Armstrong fails to meet any of the reconsideration elements. Plaintiff claims that new information "critical to Plaintiffs' motion" has been discovered, thus mandating reconsideration. Specifically, Plaintiff claims that two additional individuals submitted "opt-in forms" to the Court in an attempt to join this litigation. This "new information" does not meet the standards set forth because it sheds no new light on the underlying questions regarding a collective action under FLSA (i.e., whether plaintiffs are similarly situated). At best, it evidences that there may be two other potential plaintiffs.

Plaintiffs established a website where an "opt-in" form was placed. Mr. Daly's "opt-in" form was filed via CM/ECF on November 11, 2005; Ms. Schwartz's "opt-in" form was filed via CM/ECF on February 7, 2006.

The problem with this case is that the motion to bring a collective action under FLSA was made prior to conducting any discovery. Then, several weeks after bringing the motion, a discovery conference before Magistrate Judge Arleo occurred. Although no Order was entered, the parties agreed that discovery was stayed until the motion to bring a collective action was decided. Now, eight months later at oral argument on this motion, Plaintiff complains he needs discovery from Defendant to prove that there are similarly situated employees.

The Court is not persuaded that there is any newly available evidence that has recently emerged, or there is any manifest injustice or clear error of law or fact in the Court's original decision. If this evidence were of fundamental importance, Armstrong should not have risked its exclusion by prematurely moving for conditional class certification with no discovery only 26 days after receiving Defendant's answer. See, A.K. Stamping Co., Inc., 106 F. Supp. 2d 627 at 666.
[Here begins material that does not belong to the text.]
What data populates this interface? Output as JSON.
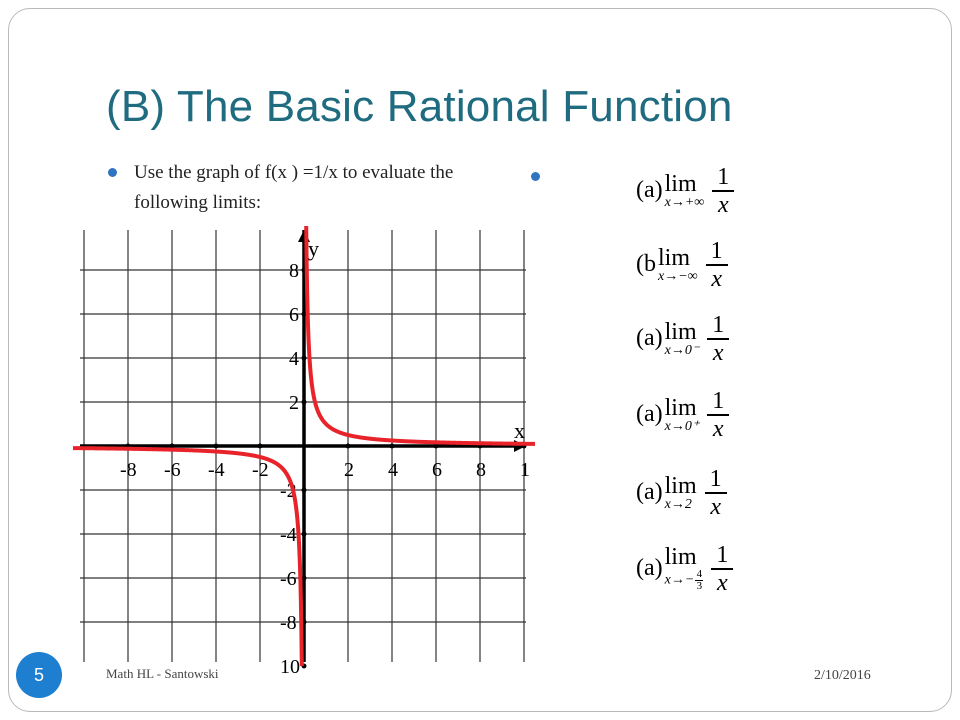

Moreover, Plaintiff's took no action to compel discovery. Evidently, in January, 2006 Defendant answered interrogatories but failed to respond to questions regarding the class. However, Plaintiff candidly admits that he failed to move for more definite or responsive answers. In addition, Plaintiff failed to appeal Judge Arleo's order staying discovery or to make any motions during the pendency of this action that would have provided the necessary limited discovery on the class issues.

As stated in Judge Greenaway's original decision, the United States Supreme Court in Hoffman-La Rouche, Inc. v. Sperling, 493 U.S. 165, 171 (1989), observed that "class actions serve important goals but also present opportunities for abuse." Each of these allegedly wronged Loan Officers can bring their own individual claims against Weichert if such a cause of action exists. To otherwise certify a class on such little evidence may allow for abuse of the class action theory.
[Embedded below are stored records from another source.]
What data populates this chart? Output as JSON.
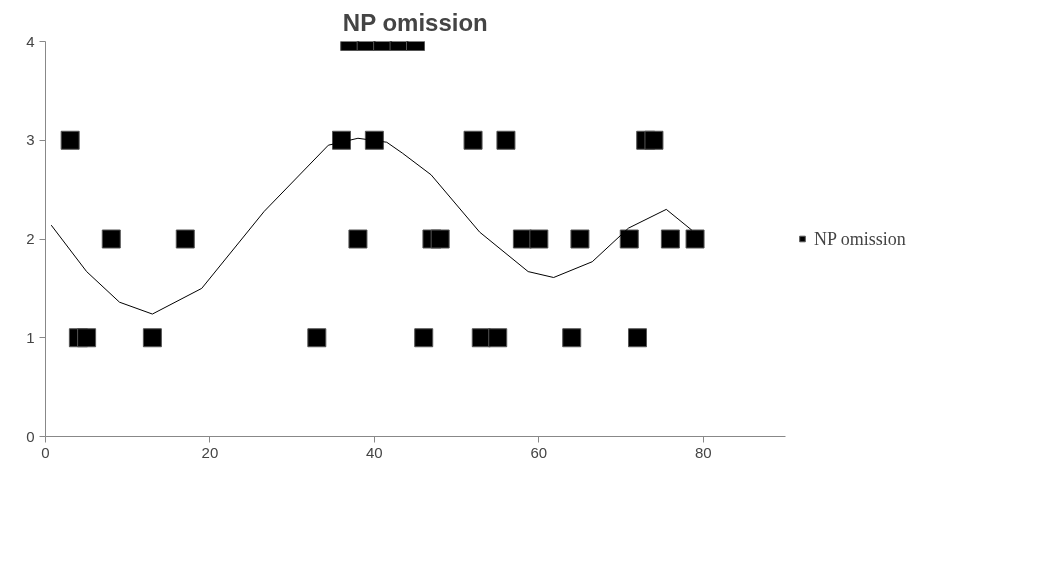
{
  "chart_data": {
    "type": "scatter",
    "title": "NP omission",
    "marker": "square",
    "legend": "right",
    "grid": false,
    "xlim": [
      0,
      90
    ],
    "xticks": [
      0,
      20,
      40,
      60,
      80
    ],
    "ylim": [
      0,
      4
    ],
    "yticks": [
      0,
      1,
      2,
      3,
      4
    ],
    "series": [
      {
        "name": "NP omission",
        "color": "#000000",
        "x": [
          3,
          4,
          5,
          8,
          13,
          17,
          33,
          36,
          37,
          38,
          39,
          40,
          41,
          43,
          45,
          46,
          47,
          48,
          52,
          53,
          55,
          56,
          58,
          60,
          64,
          65,
          71,
          72,
          73,
          74,
          76,
          79
        ],
        "values": [
          3,
          1,
          1,
          2,
          1,
          2,
          1,
          3,
          4,
          2,
          4,
          3,
          4,
          4,
          4,
          1,
          2,
          2,
          3,
          1,
          1,
          3,
          2,
          2,
          1,
          2,
          2,
          1,
          3,
          3,
          2,
          2
        ]
      },
      {
        "type": "line",
        "marker": "none",
        "color": "#000000",
        "x": [
          0.7,
          5,
          9,
          13,
          19,
          26.6,
          34.4,
          38,
          41.5,
          43.4,
          46.9,
          52.8,
          58.7,
          61.8,
          66.5,
          70.9,
          75.5,
          78.6
        ],
        "values": [
          2.14,
          1.67,
          1.36,
          1.24,
          1.5,
          2.28,
          2.95,
          3.02,
          2.98,
          2.87,
          2.65,
          2.07,
          1.67,
          1.61,
          1.77,
          2.11,
          2.3,
          2.09
        ]
      }
    ]
  }
}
Since Plaintiff may bring his individual claim, there is no manifest injustice shown. Id. This motion to reconsider is denied.

Plaintiff is also moving to vacate the partial summary judgment granted by Judge Greenaway which Plaintiff did not oppose. In his motion to reconsider, Plaintiff claims that pursuant to the attached copy of an unsigned October 27, 2005 letter, the parties had agreed to stay the summary judgment motion pending further discovery.

Plaintiff does not allege that he would suffer any manifest injustice if Weichert Co. were dismissed from this action. There is no explanation why further discovery would be necessary in light of the affidavits attached to Defendant's original motion for summary judgment. Defendant's reasonably presented argument to Judge Greenaway that Weichert Co. is merely a corporate entity not employing any loan officers and is not a proper party.

In closing, the Court notes that magistrate Judge Hedges recently permitted Plaintiff to amend its complaint to add a new Plaintiff. Nothing herein prejudices the new Plaintiff from seeking reasonable discovery. Motion for reconsideration of Plaintiff's motion for class certification is denied. Motion for reconsideration of Defendant's motion for partial summary judgment is denied.